Top
 

Potensi pemanfaatan Laban (Vitex pinnata) sebagai bahan baku arang dalam system agrosilvofishery di Desa Sungai Radak Dua

Laban, tumbuhan pionir di hutan sekunder yang biasa tumbuh di tanah lembap seperti pinggiran sungai, relatif memiliki ketahanan terhadap kebakaran. Dengan kayu yang keras dan kerapatan jenis antara 0,8-0,95 g/cm3, Laban berpotensi sebagai bahan baku arang yang dapat menggantikan kayu mangrove.

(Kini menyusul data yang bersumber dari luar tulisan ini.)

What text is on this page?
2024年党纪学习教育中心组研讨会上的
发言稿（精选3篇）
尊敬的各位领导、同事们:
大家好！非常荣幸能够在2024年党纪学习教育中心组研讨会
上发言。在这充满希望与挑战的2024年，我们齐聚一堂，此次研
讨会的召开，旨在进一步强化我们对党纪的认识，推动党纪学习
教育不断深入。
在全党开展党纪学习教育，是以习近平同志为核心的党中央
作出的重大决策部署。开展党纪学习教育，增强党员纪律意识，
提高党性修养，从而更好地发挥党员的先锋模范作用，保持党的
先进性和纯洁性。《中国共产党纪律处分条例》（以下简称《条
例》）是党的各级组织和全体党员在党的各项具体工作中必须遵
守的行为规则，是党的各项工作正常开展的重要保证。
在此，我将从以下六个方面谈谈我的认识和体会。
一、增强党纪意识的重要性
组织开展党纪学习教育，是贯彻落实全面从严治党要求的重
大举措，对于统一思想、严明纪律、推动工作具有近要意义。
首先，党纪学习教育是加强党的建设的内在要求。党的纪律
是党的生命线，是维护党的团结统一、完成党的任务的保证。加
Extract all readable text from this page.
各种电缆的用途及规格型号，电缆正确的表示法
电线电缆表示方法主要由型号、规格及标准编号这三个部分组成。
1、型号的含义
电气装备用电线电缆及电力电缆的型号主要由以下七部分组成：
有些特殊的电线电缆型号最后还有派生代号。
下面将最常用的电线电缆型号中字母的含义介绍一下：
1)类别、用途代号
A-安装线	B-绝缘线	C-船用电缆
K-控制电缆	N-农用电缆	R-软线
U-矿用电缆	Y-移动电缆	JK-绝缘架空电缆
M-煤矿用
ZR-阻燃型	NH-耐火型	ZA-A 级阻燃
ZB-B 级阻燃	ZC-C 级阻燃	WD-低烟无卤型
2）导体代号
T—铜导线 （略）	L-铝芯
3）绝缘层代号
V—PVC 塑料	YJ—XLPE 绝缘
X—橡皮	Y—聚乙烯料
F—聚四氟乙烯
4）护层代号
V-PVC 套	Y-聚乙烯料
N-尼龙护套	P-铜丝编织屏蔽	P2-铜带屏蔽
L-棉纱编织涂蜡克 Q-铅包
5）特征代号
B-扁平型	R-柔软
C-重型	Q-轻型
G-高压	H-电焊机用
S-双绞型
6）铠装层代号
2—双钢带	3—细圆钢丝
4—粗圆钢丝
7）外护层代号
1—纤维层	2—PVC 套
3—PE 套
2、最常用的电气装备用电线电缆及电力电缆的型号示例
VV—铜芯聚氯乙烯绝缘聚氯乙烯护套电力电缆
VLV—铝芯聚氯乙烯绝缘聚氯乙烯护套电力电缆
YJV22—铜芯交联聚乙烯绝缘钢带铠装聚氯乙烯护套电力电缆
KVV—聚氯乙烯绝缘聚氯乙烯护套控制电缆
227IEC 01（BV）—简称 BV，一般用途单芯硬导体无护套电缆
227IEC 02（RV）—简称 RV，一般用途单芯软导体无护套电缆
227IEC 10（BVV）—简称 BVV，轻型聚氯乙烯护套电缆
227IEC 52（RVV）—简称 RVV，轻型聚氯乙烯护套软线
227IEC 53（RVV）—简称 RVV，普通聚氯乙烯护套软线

Desa Sungai Radak Dua, Kecamatan Terentang, yang merupakan salah satu desa pada kawasan ekosistem gambut Kabupaten Kubu Raya, memililih laban sebagai komponen tanaman kayu dalam pengembangan demoplot agrosilvofishery dengan sistem surjan. Sistem surjan adalah  sistem penanaman yang dicirikan dengan perbedaan tinggi permukaan bidang tanam pada suatu lahan. Dalam praktiknya, sebagian tanah lapisan atas diambil atau digali kemudian digunakan untuk meninggikan bidang tanah di sampingnya secara memanjang sehingga berbentuk surjan. Laban akan ditanam pada bagian guludan beserta dengan tanaman hotikultura.

Pentingnya pemahaman mengenai teknik budidaya pohon laban dengan sistem surjan dibutuhkan oleh Tim Kerja Desa Sungai Radak Dua. Berkolaborasi dengan PT. Wana Subur Lestari (WSL), ICRAF, melalui proyek Peat-IMPACTS, menyelenggarakan sosialisasi pelatihan secara komprehensif. Mulai dari pemilihan bibit, pembibitan, penanaman, pemeliharaan, hingga pemanenan dan pengolahan pasca panen Laban untuk dijadikan arang.

Egi Nur Ridwan, sebagai narasumber dari PT. WSL menjelaskan bahwa pohon laban tidak hanya dikenal karena daya tahannya terhadap kebakaran, namun juga karena kemampuannya untuk hidup kembali setelah terbakar. Keistimewaan lainnya adalah ketahanan terhadap genangan air, dan kayunya yang keras, menjadikannya sebagai bahan baku arang yang unggul.

Arang kayu laban memiliki kualitas yang baik, api atau bara bagus, menghasilkan asap yang wangi dan pembakaran yang tahan lama. Panas yang dihasilkan dan ketahanan nyala api kayu laban setara dengan bara arang briket.

M. Dalil, salah satu peserta pelatihan mengatakan, “Bagi masyarakat Desa Sungai Radak Dua, Laban sudah tidak asing lagi. Namun karena masih belum mengetahui kegunaan maupun nilai ekonomis yang dihasilkan dari laban, sehingga masyarakat masih belum ada yang tertarik untuk melakukan budidaya”.

Pelatihan ini diikuti oleh 15 peserta dari anggota tim kerja desa dan perwakilan perangkat desa. Enam di antaranya perempuan dan sembilan laki-laki. Mereka sangat aktif dan antusias mengikuti pelatihan ini, khususnya pengetahuan tentang manfaat pengolahan paska panen laban hingga nilai ekonomisnya jika pengolahannya dilakukan dengan baik.